To create an XPS file, you can simply print a document to the Microsoft XPS Document Writer. XPS documents are ZIP files, and you can inspect their contents by changing their extension to .zip and expanding them. You'll note that the core document contents are stored as XAML, so you could potentially harness this to generate reports on the server using a template XPS document, populating it on the fly when a user requests a report, and serving it up to the Silverlight client for display. This is a very crude solution, but it would work. For example, you could parse these files (such as using regular expressions to replace predefined tokens in the document with actual values), zip up the document (with an .xps extension), and serve this to the Silverlight client for display.

A somewhat better solution is to automatically generate the XPS document, which you can do using Aspose.Words for .NET (another commercial product, available at www.aspose.com). You can find an example of implementing this in the Document Toolkit Extensions project on CodePlex at http://documenttoolkit.codeplex.com.

images Note Some sample code is available in a number of places on the Internet that demonstrates displaying XPS documents in Silverlight (with source code) but is incomplete and done purely as proof of concept. You may want to look at these too, but the Document Toolkit is currently the only full-fledged XPS viewer available for Silverlight without creating your own. At the time of this writing, there is experimental support for displaying PDFs in addition to XPS documents.

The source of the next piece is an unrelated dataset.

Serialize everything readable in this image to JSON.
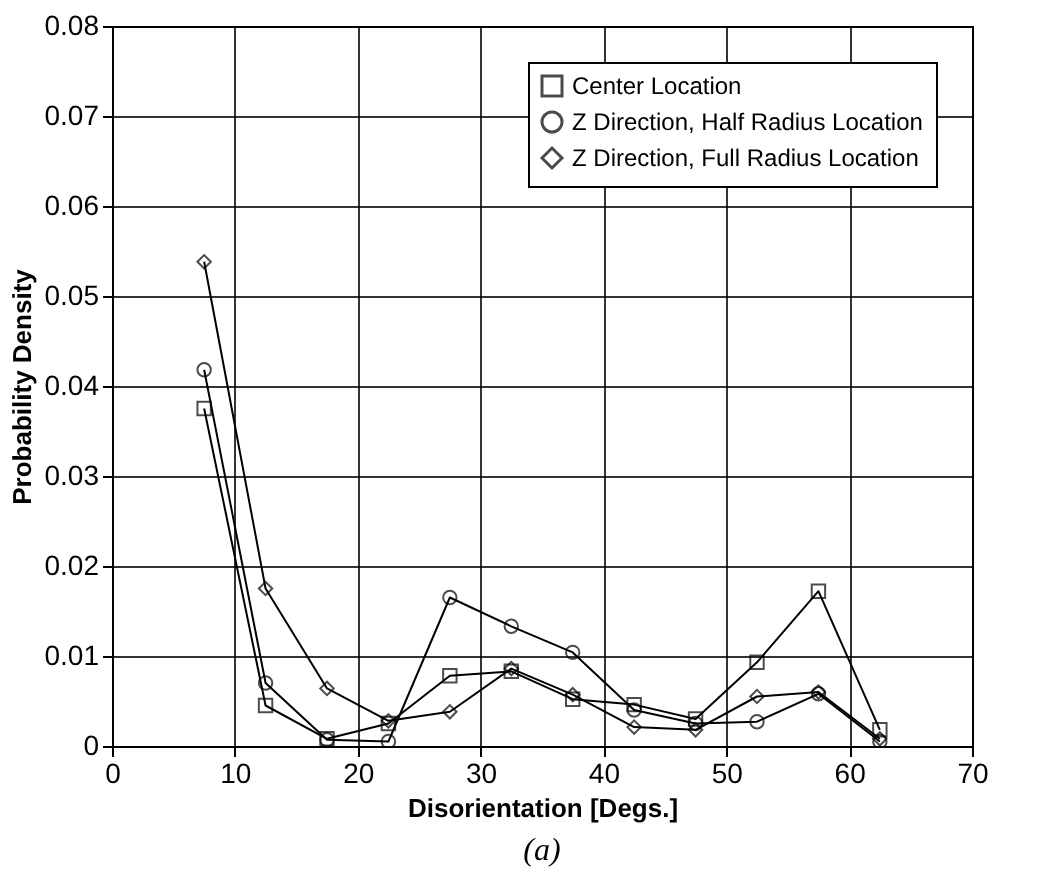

At the time of this writing, a single license for First Floor Software's Document Toolkit is €299. A single license for Aspose.Words for .NET starts at $999.

Office Integration Using COM

In Chapter 16, we will discuss running the application outside the browser with elevated trust. This scenario gives you access to COM, through which you can interact with the various Office applications installed on the user's machine (Word, Excel, and so on).

You can use this technique to enable your Silverlight application to generate a report directly in Word or Excel, which the user can then print. We won't be looking at this option in this chapter, but Beth Massi has an in-depth blog post demonstrating how you can use the technique here: http://blogs.msdn.com/b/bethmassi/archive/2010/09/10/using-microsoft-word-to-create-reports-for-lightswitch-or-silverlight.aspx. Although the blog post is geared toward generating reports in Word using LightSwitch, you should be able to easily adapt it to Silverlight.